Butterfly-Song allows the Butterflies to invade the police station and prison, taking over all the prisoners and police officers, including Fitzgibbon and Locke. Vigilante shows Peacemaker a televised press conference where Butterfly-Locke uses the planted diary to blame Peacemaker for the killings of Annie Sturphausen, the Glan Tai employees, Senator Royland Goff and his family, leaving Peacemaker to be targeted by American police.

==Production==
===Development===
In January 2021, James Gunn confirmed that the episode's title would be "Murn After Reading".

===Writing===
Before the episode aired, Gunn teased the level of violence in the episode, "There was one moment they were afraid of us showing that comes in Episode 6 that I pretty much insisted on keeping".

On the concept of Auggie using the "White Dragon" suit, Gunn said, "He is really a piece of shit. It's a real thing in our world, it's a real thing in our life. And to, kind of, do these sort of McDonald's versions of white supremacy that happen in these types of tales seems inauthentic to me. So I decided to just let him be what he is, which is a racist piece of shit". Actor Robert Patrick commented, "That was really, really exciting. I have to be honest with you, to be fit with a suit and to realise that I was going to be a supervillain was just, I was so excited for that. [...] And, you know, the suits are not cheap, they're expensive, and it was one of the things I sweated [about] while we were doing the production was, you know, 'I can't get fat, I can't gain weight'".

===Filming===
While the episode was the sixth to air, it was the final episode to be filmed.
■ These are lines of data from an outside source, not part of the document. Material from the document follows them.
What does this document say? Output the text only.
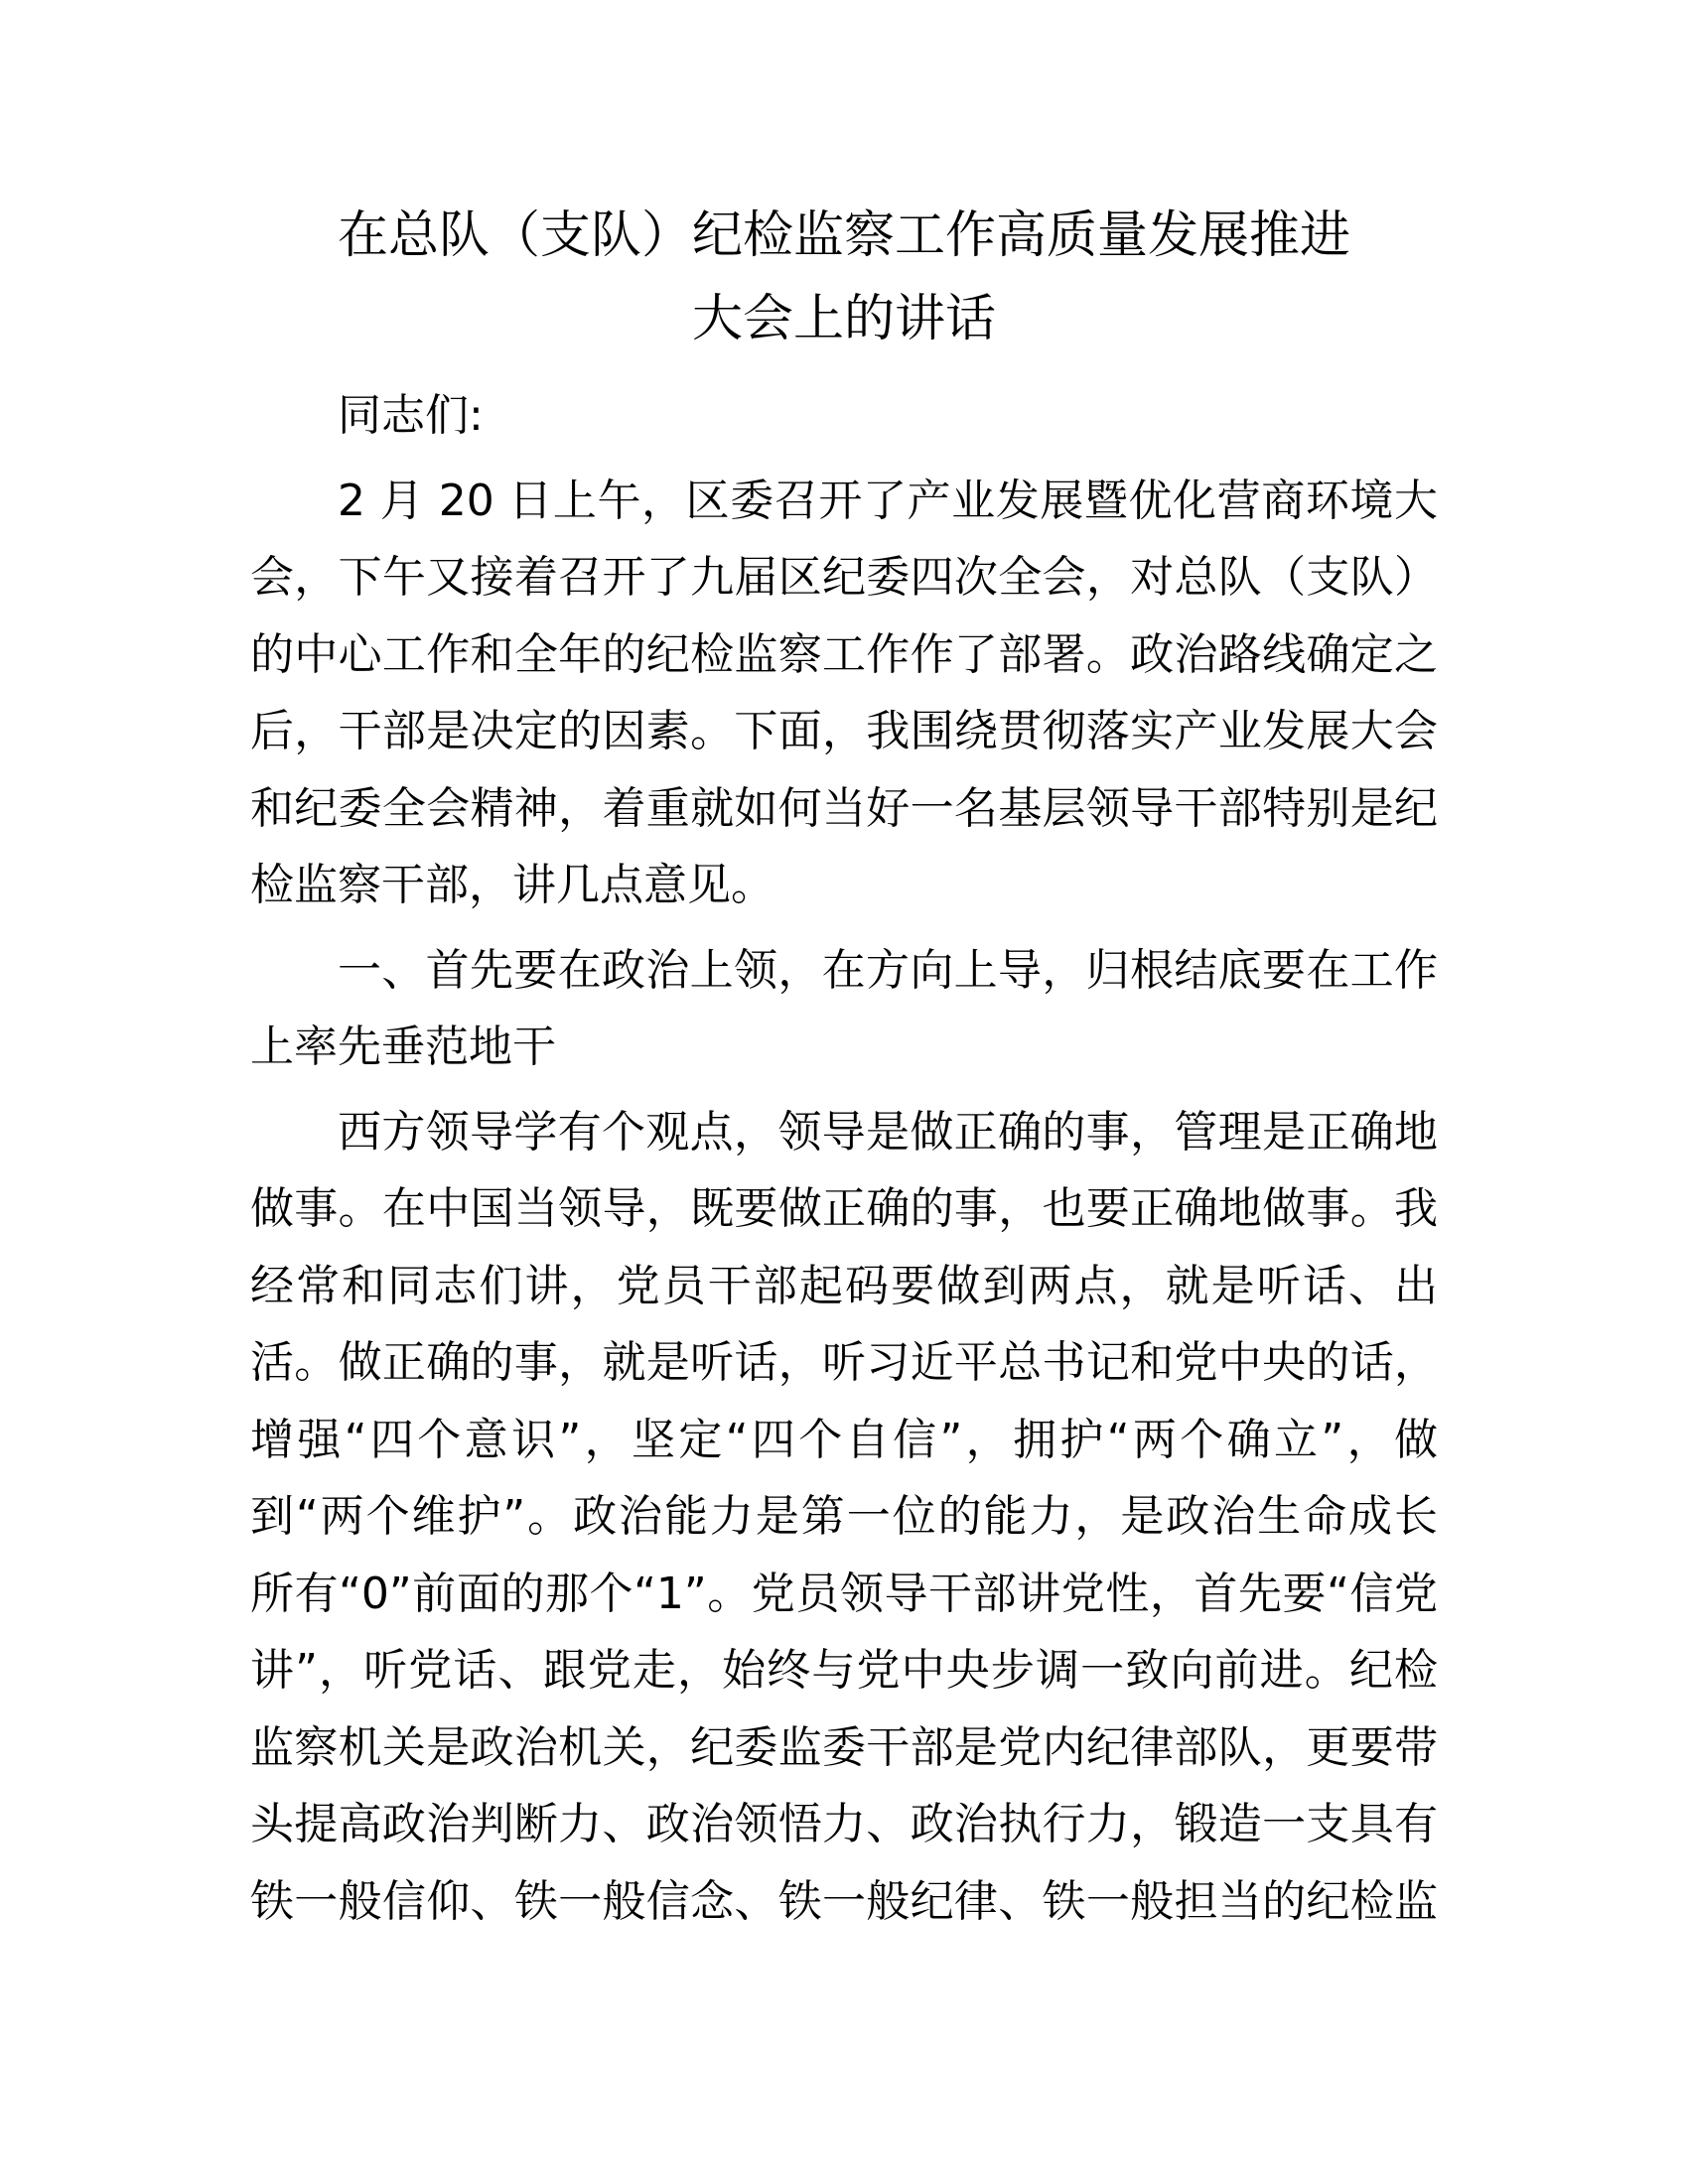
在总队（支队）纪检监察工作高质量发展推进
大会上的讲话
同志们:
2 月 20 日上午，区委召开了产业发展暨优化营商环境大
会，下午又接着召开了九届区纪委四次全会，对总队（支队）
的中心工作和全年的纪检监察工作作了部署。政治路线确定之
后，干部是决定的因素。下面，我围绕贯彻落实产业发展大会
和纪委全会精神，着重就如何当好一名基层领导干部特别是纪
检监察干部，讲几点意见。
一、首先要在政治上领，在方向上导，归根结底要在工作
上率先垂范地干
西方领导学有个观点，领导是做正确的事，管理是正确地
做事。在中国当领导，既要做正确的事，也要正确地做事。我
经常和同志们讲，党员干部起码要做到两点，就是听话、出
活。做正确的事，就是听话，听习近平总书记和党中央的话，
增强“四个意识”，坚定“四个自信”，拥护“两个确立”，做
到“两个维护”。政治能力是第一位的能力，是政治生命成长
所有“0”前面的那个“1”。党员领导干部讲党性，首先要“信党
讲”，听党话、跟党走，始终与党中央步调一致向前进。纪检
监察机关是政治机关，纪委监委干部是党内纪律部队，更要带
头提高政治判断力、政治领悟力、政治执行力，锻造一支具有
铁一般信仰、铁一般信念、铁一般纪律、铁一般担当的纪检监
The reasoning was that Gunn originally did not plan to direct the episode, but settled on to do it, deeming it his favorite episode.

==Reception==
===Critical reviews===
"Murn After Reading" received critical acclaim. Samantha Nelson of IGN gave the episode an "amazing" 9 out of 10 rating and wrote in his verdict, "Project Butterfly experiences multiple major setbacks in a dramatic episode of Peacemaker filled with great plot twists. The actors are really showing their strengths in some deeply emotional scenes. Music and action pair together perfectly to deliver big thrills and set the stakes for the show's final conflicts."

Jarrod Jones of The A.V. Club gave the episode an "A" grade and wrote, "'Murn After Reading' marks James Gunn's return to the series as director after passing the baton to Jody Hill and Rosemary Rodriguez for the last two episodes. The result is the most cinematic installment of Peacemaker yet." Alec Bojalad of Den of Geek gave the episode a 4 star rating out of 5 and wrote, "Still, Gunn and the production team are so completely in control of the storytelling style that they've perfected that it seems impossible for the last quarter of this experience to not be fun. If nothing else, Vigilante might get to the bottom of whether Goff's butterfly likes teal."

===Accolades===
TVLine named Chukwudi Iwuji as an honorable mention as the "Performer of the Week" for the week of February 5, 2022, for his performance in the episode. The site wrote, "When Peacemakers Adebayo realized that Murn was a Butterfly, one thing we did not expect to come out of the ensuing confrontation was such a moving performance by Chukwudi Iwuji. After Murn explained how the rest of his extraterrestrial kind had decided to take over humans in positions of power, Adebayo pointed out that he had stolen a life, as well. 'I needed to stop them!', Murn shot back. 'So I inhabited the worst person I could find', a former mercenary. 'This man, Leota... he's a murderer', he added, Iwiji's eyes registering both a certain shame and begging for understanding. 'He could have changed, and I took that from him... and every day I dread waking up to his memories.' It was Iwuji's most emotional work thus far (and by a long shot, as taciturn Murn), and it was worth the wait."